Liverpool businessman Max Steinberg has been appointed chair of the trust overseeing the £28 million Shakespeare North project, amid a period of turbulence that has led to a trustee resigning from their position.
Steinberg became chair of the Shakespeare North Trust earlier this month following the departure of Peter Scott, who had led plans to create the replica Jacobean playhouse in Prescot, Merseyside, for 15 years. He decided to step down last year.
One trustee, who has not been identified publicly, has resigned their position on the board following Steinberg’s selection as chair, the trust confirmed.
The Stage understands there to have been differences of opinion among some trustees over the future priorities of the organisation, however Shakespeare North’s chief executive Ian Tabbron stressed that no formal objection or complaint about the process had been registered.
Shakespeare North, which has the backing of Judi Dench as its patron, is being billed as a home for Shakespeare in the north of England, and it is hoped it will create a ‘Shakespearean Triangle’ with London and Stratford-upon-Avon.

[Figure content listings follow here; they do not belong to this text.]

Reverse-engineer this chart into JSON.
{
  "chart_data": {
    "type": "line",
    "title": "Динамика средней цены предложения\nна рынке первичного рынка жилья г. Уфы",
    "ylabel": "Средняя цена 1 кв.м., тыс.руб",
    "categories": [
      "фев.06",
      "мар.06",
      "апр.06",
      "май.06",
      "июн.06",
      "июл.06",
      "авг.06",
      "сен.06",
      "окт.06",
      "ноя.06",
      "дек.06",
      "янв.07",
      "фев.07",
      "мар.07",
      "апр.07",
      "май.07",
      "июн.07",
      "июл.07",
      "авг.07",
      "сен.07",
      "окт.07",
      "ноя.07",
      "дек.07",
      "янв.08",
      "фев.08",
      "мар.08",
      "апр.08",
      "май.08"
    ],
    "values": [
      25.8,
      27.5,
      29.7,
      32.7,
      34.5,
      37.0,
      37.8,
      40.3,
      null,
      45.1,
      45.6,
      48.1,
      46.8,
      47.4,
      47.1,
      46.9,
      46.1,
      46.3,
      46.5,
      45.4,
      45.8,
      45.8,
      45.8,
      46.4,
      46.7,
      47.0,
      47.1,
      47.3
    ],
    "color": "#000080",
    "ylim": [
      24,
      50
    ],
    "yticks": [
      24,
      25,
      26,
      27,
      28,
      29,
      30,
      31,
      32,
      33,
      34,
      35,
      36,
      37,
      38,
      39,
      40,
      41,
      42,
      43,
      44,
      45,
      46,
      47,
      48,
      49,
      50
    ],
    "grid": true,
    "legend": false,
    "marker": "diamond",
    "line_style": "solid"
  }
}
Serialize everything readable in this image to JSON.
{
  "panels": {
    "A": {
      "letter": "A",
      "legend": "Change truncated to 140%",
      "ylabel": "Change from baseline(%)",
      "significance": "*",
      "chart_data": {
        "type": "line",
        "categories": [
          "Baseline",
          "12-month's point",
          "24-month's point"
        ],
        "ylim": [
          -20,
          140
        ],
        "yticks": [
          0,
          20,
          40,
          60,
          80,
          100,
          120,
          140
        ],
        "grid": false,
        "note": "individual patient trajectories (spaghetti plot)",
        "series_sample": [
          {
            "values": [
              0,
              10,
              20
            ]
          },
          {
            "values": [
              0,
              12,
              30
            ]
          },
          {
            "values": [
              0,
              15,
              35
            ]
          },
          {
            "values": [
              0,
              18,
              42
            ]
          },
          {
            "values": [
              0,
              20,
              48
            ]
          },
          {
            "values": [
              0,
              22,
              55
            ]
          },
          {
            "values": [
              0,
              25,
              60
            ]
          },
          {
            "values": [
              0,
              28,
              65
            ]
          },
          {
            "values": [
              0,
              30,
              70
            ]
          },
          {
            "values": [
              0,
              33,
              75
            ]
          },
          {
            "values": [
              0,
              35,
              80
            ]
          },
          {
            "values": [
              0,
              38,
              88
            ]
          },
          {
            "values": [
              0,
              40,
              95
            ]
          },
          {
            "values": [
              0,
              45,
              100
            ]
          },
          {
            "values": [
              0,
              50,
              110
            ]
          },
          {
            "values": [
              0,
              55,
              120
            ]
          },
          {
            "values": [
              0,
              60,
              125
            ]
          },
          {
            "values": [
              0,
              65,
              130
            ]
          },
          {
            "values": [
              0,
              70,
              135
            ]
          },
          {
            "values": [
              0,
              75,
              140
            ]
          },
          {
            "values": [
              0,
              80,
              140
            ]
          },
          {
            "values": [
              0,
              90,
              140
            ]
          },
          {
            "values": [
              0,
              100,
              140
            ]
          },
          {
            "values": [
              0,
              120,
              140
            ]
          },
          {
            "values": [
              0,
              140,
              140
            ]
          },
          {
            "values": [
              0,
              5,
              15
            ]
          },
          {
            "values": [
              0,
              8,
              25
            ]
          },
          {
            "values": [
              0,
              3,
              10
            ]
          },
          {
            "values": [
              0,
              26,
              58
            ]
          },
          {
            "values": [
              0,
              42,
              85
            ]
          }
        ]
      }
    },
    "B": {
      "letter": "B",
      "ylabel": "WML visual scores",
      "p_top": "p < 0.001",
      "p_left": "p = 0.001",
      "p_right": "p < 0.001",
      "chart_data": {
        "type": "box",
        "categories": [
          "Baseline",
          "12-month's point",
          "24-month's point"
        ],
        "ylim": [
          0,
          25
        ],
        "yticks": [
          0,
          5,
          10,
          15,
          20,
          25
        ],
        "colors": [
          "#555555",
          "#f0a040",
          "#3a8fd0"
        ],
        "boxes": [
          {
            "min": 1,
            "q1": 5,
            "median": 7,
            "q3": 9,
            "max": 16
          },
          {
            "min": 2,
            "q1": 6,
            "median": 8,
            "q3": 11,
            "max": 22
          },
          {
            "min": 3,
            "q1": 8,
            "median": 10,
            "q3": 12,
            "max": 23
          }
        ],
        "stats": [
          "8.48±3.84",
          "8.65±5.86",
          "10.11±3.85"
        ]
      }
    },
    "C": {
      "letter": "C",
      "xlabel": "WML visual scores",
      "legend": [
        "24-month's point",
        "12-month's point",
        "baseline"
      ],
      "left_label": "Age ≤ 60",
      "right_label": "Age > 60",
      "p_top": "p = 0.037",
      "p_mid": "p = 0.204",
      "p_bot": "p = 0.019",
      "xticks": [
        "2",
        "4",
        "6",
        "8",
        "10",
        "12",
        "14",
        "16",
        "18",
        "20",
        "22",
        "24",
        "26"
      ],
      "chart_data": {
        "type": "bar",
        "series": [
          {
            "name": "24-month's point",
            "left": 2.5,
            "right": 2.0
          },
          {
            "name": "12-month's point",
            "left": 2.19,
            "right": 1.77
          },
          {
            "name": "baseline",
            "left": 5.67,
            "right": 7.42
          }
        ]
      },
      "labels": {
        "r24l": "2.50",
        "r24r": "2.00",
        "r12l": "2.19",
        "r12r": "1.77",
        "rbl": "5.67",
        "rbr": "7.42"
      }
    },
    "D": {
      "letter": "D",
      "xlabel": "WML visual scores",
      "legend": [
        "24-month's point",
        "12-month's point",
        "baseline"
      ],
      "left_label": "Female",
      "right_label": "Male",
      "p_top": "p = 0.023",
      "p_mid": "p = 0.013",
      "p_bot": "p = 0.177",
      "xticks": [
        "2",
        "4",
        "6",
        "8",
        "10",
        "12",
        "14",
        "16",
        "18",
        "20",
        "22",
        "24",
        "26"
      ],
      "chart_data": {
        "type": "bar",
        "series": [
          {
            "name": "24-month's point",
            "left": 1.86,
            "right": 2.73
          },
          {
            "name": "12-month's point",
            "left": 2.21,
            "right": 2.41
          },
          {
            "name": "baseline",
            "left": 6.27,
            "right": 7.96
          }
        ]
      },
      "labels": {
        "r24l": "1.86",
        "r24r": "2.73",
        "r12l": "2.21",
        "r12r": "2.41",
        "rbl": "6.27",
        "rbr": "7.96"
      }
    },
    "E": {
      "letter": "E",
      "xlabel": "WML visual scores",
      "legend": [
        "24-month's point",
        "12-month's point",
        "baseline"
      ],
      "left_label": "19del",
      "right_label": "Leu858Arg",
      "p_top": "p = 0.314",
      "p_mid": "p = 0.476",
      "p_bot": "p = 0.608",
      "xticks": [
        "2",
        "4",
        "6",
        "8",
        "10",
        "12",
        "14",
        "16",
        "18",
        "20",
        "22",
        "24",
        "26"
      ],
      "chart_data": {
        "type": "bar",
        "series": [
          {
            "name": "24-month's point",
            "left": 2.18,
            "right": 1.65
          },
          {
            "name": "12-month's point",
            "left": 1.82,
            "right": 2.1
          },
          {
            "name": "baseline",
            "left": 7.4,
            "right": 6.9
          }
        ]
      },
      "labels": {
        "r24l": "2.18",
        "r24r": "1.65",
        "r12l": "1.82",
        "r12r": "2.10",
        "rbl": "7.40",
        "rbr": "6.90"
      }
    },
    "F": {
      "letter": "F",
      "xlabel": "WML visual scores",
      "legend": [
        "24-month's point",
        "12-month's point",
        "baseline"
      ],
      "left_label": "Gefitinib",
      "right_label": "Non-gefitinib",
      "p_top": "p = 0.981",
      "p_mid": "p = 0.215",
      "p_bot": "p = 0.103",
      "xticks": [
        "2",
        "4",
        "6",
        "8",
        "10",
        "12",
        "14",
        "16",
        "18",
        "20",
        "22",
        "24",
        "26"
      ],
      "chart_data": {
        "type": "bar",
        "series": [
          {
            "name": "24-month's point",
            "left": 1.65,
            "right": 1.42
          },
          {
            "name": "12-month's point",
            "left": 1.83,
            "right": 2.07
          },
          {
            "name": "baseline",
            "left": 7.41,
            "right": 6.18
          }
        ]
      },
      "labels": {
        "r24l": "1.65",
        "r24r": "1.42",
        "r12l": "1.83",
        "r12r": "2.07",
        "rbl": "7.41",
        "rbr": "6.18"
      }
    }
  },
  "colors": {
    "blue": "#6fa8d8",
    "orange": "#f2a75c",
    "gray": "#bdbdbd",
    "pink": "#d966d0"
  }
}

Plans to create a Shakespearean theatre in Prescot have been in existence for several decades, and were revived in earnest in 2015. Construction has now begun on the 380-seat theatre, which is intended to open in 2022.
Steinberg takes over the chairmanship of the trust tasked with exhibiting “a clear focus on maintaining momentum and fundraising” as construction gets underway.
A well-known business leader in Liverpool, Steinberg is the former chief executive of regeneration company Liverpool Vision. He is also chair of several other Merseyside organisations, including the group that runs the city’s Arena and Convention Centre.
When complete, the theatre will house a flexible Jacobean-style playhouse, modelled on the 17th-century cockpit-in-court design. Plans also include a studio space and a Shakespeare learning and education centre.
Knowsley Council is providing the majority of the project’s funding, giving £12.2 million – double its initial contribution. This is supported by funding from the Liverpool City Region Combined Authority, which last year agreed to increase its funding by £4 million in order to support increased construction costs, and £5 million from central government.
High-profile backers include Dench, who earlier this month attended an event at the Houses of Parliament and said she was “completely behind” the scheme.
“My own career was inspired by visits to the theatre in Stratford-upon-Avon as a child and it is wonderful to imagine today’s young people being inspired in the same way. This project will be much more than ‘just’ a theatre and its impact will be seen for generations to come,” she said.
The project has also received a £250,000 donation from the philanthropic foundation set up in the name of the late Ken Dodd, who was also a patron. The money will help create an outdoor performance garden at Shakespeare North.